Kawasan Perkotaan kian Padat, Pembangunan Hunian Vertikal Harus Diakselerasi
JAKARTA - Kementerian Pekerjaan Umum dan Perumahan Rakyat (PUPR) mengajak para pemangku kepentingan bidang perumahan untuk membangun hunian vertikal sebagai tempat tinggal, khususnya bagi masyarakat menengah ke bawah di perkotaan.
Hal ini mengingat semakin padatnya kawasan perkotaan sehingga memerlukan solusi yang tepat dan cepat agar menjadi perumahan lebih layak dan nyaman untuk dihuni.
Direktur Jenderal Perumahan Kementerian PUPR Iwan Suprijanto mengatakan, Indonesia termasuk negara dengan jumlah penduduk terbesar di dunia. Pertumbuhan penduduk mendorong urbanisasi serta tumbuhnya kota kecil dan sedang di seluruh Indonesia.
Sedangkan, untuk kota-kota besar dan daerah peri urban akan membentuk mega urban, yang mana pada 2045, masyarakat yang tinggal di perkotaan meningkat menjadi 72,8 persen. Diperkirakan hampir 90 persen penduduk Jawa tinggal di perkotaan.
"Program dan dukungan yang telah dilakukan dalam akselerasi pembangunan hunian vertikal atau rumah susun (rusun) merupakan salah satu kunci dalam menanggulangi urban sprawl atau perluasan kota yang belum terkontrol dan salah satu solusi penyediaan perumahan bagi masyarakat berpenghasilan rendah (MBR)," kata Iwan melalui keterangan resminya, Rabu, 30 Agustus.

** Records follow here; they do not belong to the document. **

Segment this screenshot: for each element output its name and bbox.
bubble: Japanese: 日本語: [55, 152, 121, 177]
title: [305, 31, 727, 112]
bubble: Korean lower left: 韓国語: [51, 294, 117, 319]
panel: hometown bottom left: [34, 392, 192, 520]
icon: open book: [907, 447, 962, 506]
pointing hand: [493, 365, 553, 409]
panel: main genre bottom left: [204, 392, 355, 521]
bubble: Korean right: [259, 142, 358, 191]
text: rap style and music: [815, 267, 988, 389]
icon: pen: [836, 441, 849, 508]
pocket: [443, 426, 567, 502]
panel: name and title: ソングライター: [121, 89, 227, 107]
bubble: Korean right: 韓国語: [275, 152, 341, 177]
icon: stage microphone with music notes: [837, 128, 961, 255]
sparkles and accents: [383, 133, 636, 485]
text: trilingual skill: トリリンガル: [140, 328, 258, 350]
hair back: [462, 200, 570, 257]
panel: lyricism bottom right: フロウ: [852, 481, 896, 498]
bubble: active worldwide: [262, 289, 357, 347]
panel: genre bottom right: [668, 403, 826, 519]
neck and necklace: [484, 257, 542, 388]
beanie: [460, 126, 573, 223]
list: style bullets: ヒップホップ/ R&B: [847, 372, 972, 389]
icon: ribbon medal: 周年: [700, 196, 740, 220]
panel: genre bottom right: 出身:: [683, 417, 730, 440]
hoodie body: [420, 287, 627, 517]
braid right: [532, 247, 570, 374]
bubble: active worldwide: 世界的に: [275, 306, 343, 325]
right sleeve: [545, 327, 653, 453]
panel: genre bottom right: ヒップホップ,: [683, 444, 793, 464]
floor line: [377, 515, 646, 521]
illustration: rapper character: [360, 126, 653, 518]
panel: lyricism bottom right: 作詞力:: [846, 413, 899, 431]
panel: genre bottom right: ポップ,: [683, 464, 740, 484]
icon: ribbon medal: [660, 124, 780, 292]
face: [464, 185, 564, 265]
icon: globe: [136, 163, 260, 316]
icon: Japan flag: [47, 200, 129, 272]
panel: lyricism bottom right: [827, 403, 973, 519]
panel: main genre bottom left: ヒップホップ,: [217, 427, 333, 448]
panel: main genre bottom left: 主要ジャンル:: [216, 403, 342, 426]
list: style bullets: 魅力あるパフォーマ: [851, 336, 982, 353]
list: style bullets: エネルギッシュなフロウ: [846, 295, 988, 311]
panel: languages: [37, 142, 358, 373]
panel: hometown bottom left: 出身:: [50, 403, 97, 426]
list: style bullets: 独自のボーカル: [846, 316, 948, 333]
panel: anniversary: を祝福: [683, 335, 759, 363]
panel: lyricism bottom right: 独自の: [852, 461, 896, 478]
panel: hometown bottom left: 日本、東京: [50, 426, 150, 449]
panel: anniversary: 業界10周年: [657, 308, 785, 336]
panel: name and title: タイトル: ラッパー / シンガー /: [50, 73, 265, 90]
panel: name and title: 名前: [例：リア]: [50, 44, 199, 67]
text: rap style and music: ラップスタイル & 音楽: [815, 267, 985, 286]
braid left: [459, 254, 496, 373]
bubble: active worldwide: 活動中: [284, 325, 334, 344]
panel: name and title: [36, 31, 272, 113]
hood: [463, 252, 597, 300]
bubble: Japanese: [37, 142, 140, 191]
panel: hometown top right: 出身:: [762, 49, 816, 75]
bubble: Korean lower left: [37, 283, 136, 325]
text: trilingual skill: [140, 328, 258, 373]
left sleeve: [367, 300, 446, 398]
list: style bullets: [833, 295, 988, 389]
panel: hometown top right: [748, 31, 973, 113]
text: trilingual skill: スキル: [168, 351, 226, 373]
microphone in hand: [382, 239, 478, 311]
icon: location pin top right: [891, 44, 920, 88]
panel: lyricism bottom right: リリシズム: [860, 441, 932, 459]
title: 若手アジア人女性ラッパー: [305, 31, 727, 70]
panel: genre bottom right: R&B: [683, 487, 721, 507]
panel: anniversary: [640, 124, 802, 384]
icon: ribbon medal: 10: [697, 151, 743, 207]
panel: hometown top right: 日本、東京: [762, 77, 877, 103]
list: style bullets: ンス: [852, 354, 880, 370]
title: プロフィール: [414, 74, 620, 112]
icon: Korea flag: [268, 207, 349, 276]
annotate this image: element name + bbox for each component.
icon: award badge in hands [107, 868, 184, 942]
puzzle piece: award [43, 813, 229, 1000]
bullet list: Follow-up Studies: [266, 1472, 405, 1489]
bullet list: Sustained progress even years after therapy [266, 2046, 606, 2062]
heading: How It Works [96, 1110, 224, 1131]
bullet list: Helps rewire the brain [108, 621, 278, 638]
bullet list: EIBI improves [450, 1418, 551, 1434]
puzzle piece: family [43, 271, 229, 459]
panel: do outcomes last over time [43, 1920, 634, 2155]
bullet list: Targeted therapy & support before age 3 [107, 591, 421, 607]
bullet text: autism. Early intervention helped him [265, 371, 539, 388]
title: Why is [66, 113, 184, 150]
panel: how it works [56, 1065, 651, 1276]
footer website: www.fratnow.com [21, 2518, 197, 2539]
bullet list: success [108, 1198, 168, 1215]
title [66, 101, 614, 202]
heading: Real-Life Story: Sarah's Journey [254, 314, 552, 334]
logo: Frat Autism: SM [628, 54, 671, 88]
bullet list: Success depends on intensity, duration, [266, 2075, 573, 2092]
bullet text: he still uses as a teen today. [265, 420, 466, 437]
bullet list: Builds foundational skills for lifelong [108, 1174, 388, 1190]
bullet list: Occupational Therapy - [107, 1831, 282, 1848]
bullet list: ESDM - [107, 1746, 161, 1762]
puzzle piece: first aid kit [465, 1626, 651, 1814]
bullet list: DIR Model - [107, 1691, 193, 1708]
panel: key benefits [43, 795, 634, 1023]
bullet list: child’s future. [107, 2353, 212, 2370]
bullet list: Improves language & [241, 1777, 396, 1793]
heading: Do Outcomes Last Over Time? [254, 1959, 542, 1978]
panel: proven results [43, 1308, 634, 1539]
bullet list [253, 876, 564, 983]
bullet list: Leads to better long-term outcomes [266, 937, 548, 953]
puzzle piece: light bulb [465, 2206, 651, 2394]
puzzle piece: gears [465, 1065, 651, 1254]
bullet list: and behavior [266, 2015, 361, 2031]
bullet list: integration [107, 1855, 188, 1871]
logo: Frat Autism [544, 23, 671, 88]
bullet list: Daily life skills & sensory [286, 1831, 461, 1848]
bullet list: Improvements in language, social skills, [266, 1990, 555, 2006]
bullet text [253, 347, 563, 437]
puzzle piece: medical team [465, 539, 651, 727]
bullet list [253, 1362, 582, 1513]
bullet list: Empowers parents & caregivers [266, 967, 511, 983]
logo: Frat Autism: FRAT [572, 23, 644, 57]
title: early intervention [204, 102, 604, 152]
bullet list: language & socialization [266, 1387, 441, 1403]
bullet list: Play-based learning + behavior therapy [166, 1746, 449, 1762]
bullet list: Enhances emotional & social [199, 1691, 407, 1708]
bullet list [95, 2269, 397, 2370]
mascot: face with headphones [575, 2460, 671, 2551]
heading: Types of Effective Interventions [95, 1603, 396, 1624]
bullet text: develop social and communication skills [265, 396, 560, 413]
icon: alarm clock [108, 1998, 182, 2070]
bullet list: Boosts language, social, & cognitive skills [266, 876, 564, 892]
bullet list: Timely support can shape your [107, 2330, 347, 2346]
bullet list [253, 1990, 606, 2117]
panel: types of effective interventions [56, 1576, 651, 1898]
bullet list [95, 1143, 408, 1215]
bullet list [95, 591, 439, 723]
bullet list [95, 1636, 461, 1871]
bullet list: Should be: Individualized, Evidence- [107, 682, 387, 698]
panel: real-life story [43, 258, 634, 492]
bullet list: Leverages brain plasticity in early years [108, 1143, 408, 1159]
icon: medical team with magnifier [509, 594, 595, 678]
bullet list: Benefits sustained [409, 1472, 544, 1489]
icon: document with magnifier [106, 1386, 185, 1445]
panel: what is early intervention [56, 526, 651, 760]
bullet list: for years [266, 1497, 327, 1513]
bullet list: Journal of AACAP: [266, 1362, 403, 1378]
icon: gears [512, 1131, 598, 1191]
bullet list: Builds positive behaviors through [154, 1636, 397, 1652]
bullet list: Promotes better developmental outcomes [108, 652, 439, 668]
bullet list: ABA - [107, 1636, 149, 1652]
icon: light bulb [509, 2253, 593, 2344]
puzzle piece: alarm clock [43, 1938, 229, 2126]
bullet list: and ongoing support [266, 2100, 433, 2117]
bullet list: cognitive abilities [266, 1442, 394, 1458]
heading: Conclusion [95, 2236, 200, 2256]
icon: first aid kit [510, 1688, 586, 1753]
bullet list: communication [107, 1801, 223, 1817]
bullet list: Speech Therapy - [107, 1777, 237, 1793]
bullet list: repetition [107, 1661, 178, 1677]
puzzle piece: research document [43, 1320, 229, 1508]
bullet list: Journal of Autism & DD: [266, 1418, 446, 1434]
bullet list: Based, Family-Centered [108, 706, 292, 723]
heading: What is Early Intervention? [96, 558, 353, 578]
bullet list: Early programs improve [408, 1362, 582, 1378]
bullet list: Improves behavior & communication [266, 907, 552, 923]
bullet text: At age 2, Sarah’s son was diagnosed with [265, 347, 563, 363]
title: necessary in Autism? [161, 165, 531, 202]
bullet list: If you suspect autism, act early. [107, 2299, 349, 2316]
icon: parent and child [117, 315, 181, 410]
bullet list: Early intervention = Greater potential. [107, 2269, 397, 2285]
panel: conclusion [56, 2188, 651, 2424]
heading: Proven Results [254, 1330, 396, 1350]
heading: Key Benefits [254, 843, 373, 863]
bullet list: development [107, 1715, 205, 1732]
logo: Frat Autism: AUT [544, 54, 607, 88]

Iwan menyebut, program dan dukungan yang telah dilakukan Kementerian PUPR di antaranya pembangunan rusun melalui Kerja Sama Pemerintah dengan Badan Usaha (KPBU). KPBU merupakan salah satu langkah kolaboratif yang dilakukan oleh Kementerian PUPR dalam menjalankan amanat penyediaan perumahan dengan meningkatkan partisipasi pihak swasta di dalamnya.
Baca juga:
Kementerian PUPR juga mendorong pemberlakuan dan penerbitan Sertifikat Kepemilikan Bangunan Gedung (SKBG). SKBG merupakan tanda bukti kepemilikan atas satuan rusun (sarusun) di atas barang milik negara atau daerah berupa tanah atau tanah wakaf dengan cara sewa.
Konsep SKBG sarusun muncul sejak terbitnya UU Nomor 20 Tahun 2011 tentang Rumah Susun beserta peraturan-peraturan pelaksanaannya yang kemudian substansinya tetap diadopsi dalam UU Nomor 6 Tahun 2023 tentang Cipta Kerja.
"Dalam pelaksanaannya, dibutuhkan kolaborasi dengan berbagai pihak baik kementerian/lembaga/pemerintah daerah maupun pihak swasta" imbuhnya.